On 7/4/21 10:15 PM, Simon Glass wrote:
Hi Heinrich,

On Sun, 6 Jun 2021 at 15:35, Heinrich Schuchardt <xypron.g...@gmx.de> wrote:

Am 6. Juni 2021 20:07:31 MESZ schrieb Sean Anderson <sean...@gmail.com>:
On 6/6/21 1:57 PM, Heinrich Schuchardt wrote:
On 6/6/21 7:52 PM, Sean Anderson wrote:
On 6/6/21 1:28 PM, Heinrich Schuchardt wrote:
On 6/6/21 6:44 PM, Simon Glass wrote:
Hi Heinrich,

On Mon, 22 Mar 2021 at 18:56, Simon Glass <s...@chromium.org>
wrote:

Hi Heinrich,

On Mon, 22 Mar 2021 at 23:02, Heinrich Schuchardt
<xypron.g...@gmx.de> wrote:

On 22.03.21 06:21, Simon Glass wrote:
At present if sandbox crashes it prints a message and tries to
exit. But
with the recently introduced signal handler, it often seems to
get
stuck
in a loop until the stack overflows:

Segmentation violation

Segmentation violation

Segmentation violation

Segmentation violation

Segmentation violation

Segmentation violation

Segmentation violation
...

Hello Simon,

do you have a reproducible example? I never have seen this.

https://source.denx.de/u-boot/custodians/u-boot-dm/-/jobs/242433

You need to run that commit with pytest though...it does not
happen
when run directly.

BTW this sems to expose some rather nasty bug in dlmalloc or how
it is
used. I notice that as soon as the first test is run, the 'top'
value
in dlmalloc is outside the range of the malloc pool, which seems
wrong. I wonder if there is something broken with how
dm_test_pre_run() and dm_test_post_run() work.


Corrupting gd could cause an endless recursive loop, as these
lines
follow printing the observed string:

          printf("pc = 0x%lx, ", pc);
          printf("pc_reloc =0x%lx\n\n", pc - gd->reloc_off);

Yes I suspect printf() is dead.


If we remove SA_NODEFER from the signal mask in
arch/sandbox/cpu/os.c,
recursion cannot occur anymore. If a segmentation violation
occurs
inside the handler it will be delegated to the default handler.
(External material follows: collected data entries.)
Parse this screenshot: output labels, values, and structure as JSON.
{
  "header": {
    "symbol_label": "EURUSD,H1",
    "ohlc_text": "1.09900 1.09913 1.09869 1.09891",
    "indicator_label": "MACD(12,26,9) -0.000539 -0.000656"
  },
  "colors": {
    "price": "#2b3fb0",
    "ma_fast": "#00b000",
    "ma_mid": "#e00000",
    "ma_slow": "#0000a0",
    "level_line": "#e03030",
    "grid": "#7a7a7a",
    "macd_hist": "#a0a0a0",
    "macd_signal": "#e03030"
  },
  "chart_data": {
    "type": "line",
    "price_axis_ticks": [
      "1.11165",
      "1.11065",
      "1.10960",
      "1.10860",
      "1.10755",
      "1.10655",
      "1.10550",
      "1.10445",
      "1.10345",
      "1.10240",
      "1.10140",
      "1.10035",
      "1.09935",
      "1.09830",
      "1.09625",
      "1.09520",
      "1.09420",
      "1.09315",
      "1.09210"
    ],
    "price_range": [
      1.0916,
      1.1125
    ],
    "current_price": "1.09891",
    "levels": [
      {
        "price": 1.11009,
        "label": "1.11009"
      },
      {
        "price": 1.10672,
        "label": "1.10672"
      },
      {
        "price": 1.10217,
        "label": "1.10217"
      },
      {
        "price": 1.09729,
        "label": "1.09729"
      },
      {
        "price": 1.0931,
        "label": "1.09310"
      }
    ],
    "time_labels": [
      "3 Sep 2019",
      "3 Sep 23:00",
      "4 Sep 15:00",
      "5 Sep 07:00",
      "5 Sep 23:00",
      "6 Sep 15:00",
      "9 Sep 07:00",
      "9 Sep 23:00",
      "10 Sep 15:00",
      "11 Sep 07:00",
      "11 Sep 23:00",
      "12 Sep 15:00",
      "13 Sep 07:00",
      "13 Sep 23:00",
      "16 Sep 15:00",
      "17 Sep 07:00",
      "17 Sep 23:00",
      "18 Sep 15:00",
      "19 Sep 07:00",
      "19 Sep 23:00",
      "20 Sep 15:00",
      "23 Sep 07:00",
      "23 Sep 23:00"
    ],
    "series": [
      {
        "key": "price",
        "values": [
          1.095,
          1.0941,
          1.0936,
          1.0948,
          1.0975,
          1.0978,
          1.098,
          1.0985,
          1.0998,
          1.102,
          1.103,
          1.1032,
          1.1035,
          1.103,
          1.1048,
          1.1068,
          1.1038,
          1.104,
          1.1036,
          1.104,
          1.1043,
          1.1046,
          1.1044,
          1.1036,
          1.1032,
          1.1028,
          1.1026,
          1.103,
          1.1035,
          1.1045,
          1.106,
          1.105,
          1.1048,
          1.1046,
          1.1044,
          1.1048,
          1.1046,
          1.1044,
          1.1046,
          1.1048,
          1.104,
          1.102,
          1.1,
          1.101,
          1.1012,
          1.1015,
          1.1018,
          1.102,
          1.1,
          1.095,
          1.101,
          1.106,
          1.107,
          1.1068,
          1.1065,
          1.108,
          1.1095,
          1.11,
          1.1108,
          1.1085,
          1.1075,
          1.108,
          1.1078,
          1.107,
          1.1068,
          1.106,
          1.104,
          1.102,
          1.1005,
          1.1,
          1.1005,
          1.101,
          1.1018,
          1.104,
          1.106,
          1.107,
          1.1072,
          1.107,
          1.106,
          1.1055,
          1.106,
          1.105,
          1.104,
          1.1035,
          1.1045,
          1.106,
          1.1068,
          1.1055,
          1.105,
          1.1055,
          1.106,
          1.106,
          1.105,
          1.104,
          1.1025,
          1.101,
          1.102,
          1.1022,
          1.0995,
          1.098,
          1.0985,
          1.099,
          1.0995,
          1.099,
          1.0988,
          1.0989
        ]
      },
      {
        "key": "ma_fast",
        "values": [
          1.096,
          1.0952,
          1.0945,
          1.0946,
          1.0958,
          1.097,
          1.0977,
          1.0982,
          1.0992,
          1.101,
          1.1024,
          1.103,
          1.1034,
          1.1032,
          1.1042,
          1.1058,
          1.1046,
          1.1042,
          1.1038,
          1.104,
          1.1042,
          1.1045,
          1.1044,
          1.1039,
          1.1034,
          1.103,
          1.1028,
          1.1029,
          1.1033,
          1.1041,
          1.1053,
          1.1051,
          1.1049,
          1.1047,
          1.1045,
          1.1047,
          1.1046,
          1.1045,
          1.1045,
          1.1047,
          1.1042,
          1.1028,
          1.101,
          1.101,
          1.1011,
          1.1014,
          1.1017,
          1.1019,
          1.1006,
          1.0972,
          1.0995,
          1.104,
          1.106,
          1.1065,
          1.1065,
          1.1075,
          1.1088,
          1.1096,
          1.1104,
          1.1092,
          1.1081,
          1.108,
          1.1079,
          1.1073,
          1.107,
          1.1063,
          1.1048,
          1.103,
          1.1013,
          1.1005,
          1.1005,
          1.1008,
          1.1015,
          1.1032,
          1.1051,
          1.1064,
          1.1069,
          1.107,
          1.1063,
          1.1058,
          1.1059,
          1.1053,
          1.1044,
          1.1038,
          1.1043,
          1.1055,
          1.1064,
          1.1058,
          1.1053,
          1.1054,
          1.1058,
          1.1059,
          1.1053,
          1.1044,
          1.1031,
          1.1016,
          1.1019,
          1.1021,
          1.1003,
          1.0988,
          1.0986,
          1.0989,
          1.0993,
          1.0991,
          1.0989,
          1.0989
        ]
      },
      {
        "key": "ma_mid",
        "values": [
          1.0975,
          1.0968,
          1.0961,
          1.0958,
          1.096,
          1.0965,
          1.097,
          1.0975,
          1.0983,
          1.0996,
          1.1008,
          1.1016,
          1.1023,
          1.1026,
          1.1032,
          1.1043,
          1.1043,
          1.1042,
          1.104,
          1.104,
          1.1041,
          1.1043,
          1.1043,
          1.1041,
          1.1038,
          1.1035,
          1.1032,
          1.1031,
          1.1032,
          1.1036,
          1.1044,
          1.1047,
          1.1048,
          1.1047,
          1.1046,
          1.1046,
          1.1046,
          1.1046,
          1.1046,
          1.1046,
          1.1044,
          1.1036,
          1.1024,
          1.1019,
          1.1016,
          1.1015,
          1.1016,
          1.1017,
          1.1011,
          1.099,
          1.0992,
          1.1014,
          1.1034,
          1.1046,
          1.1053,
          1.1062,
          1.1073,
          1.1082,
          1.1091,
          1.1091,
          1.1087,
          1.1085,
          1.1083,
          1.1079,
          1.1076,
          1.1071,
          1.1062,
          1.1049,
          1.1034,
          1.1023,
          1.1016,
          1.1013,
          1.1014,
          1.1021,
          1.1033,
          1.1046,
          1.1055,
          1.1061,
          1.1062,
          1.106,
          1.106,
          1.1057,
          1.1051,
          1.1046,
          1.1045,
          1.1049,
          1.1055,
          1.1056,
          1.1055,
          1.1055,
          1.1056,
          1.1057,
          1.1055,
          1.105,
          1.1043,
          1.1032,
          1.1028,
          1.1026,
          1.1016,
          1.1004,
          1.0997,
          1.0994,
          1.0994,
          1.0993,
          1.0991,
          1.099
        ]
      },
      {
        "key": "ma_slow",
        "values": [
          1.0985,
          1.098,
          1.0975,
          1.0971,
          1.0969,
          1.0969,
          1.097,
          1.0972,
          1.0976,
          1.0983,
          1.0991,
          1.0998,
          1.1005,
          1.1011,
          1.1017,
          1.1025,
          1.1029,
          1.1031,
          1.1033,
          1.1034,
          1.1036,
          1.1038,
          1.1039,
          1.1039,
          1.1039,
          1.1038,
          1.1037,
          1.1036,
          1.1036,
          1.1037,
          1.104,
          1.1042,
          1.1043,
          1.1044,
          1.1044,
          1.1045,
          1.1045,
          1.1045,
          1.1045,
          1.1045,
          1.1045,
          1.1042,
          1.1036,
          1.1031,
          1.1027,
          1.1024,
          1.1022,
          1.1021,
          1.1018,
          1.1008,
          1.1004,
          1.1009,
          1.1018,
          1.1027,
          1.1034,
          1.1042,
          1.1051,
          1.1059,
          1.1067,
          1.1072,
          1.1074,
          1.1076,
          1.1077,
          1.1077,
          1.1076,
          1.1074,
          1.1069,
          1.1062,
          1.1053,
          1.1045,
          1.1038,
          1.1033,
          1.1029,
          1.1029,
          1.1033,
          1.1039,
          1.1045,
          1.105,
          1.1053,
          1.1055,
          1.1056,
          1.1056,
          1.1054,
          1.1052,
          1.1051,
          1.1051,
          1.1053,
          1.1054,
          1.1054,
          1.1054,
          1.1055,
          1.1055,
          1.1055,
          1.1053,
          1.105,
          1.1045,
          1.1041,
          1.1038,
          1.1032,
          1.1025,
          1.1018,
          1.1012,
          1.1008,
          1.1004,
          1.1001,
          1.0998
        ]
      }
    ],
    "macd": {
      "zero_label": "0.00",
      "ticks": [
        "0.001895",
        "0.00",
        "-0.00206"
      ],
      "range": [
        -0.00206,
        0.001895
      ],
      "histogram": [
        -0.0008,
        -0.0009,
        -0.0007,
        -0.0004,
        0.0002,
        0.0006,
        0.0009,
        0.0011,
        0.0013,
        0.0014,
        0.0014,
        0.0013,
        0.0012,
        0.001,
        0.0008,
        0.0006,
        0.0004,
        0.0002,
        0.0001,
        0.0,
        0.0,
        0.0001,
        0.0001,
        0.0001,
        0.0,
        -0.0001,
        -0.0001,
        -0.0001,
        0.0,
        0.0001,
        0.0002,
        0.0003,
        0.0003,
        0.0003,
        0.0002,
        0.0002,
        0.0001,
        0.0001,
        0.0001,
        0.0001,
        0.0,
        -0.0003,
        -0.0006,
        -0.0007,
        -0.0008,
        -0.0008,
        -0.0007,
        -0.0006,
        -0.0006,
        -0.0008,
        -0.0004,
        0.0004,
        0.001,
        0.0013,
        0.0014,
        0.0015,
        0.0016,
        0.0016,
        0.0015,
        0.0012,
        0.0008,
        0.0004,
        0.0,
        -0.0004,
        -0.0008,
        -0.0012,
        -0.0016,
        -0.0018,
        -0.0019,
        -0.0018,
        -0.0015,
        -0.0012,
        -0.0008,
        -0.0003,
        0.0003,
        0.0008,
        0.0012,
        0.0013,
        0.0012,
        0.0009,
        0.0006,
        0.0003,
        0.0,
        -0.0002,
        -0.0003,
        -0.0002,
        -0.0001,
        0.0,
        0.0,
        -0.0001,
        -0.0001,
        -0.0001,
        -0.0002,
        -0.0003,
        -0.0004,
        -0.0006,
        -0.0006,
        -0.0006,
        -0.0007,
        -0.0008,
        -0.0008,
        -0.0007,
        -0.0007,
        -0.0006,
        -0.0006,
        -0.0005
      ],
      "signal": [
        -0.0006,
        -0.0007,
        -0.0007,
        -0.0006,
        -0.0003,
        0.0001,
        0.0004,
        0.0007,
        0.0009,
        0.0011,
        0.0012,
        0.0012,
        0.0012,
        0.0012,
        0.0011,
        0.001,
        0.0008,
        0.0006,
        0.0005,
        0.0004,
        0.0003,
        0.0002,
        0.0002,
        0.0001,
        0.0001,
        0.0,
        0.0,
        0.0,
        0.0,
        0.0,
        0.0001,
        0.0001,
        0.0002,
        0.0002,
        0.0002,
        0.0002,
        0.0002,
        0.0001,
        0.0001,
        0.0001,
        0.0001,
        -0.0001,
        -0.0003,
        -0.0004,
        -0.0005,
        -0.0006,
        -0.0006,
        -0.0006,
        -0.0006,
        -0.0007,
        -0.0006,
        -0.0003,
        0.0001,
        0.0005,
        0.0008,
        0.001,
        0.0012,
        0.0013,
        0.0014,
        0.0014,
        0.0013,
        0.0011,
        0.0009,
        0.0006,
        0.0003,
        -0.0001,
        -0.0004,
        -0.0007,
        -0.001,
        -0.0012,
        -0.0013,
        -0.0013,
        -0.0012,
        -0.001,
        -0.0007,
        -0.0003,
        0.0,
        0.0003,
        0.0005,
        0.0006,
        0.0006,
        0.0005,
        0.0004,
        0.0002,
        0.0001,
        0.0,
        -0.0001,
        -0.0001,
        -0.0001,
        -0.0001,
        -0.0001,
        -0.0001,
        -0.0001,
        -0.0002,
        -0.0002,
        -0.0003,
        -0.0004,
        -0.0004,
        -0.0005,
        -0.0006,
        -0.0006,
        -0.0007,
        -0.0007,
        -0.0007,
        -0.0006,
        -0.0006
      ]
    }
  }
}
Furthermore we could consider removing the signal handler at the
start
of os_signal_action().

The issue is that if you get a segfault you really don't know if
you
can continue and do anything else.

What is the goal with the signal handler? I don't think the user
can
do anything about it.

Hello Simon,

the signal handler prints out the crash location and this makes
analyzing problems much easier. It proved valuable to me several
times.

Can't you just rerun with gdb?

This would require that the problem is easily reproducible which may
not
be the case.

Hm, perhaps you could keep track of how many times we've tried to catch
a signal, and bail if this is the second time around. E.g. something
like


Removing SA_NODEFER from the signal mask will let the OS kick in if an 
exception occurs in a signal handler.

No counter is needed.

Yes that is correct.

However I am still going to apply this patch, since I would prefer
that the default behaviour is to exit with a signal, rather than
continue. It indicates some sort of error (except if we are running a
strange test), so it seems wrong to try to continue. It may produce
other issues and sandbox is in an unknown state.

I am happy to discuss another way / patch for doing what you need.


Your patch is not needed to exit if a signal occurs.
If the U-Boot sandbox resets or exits is controlled by SANDBOX_CRASH_RESET.

As said, to solve your problem just remove SA_NODEFER from the signal mask.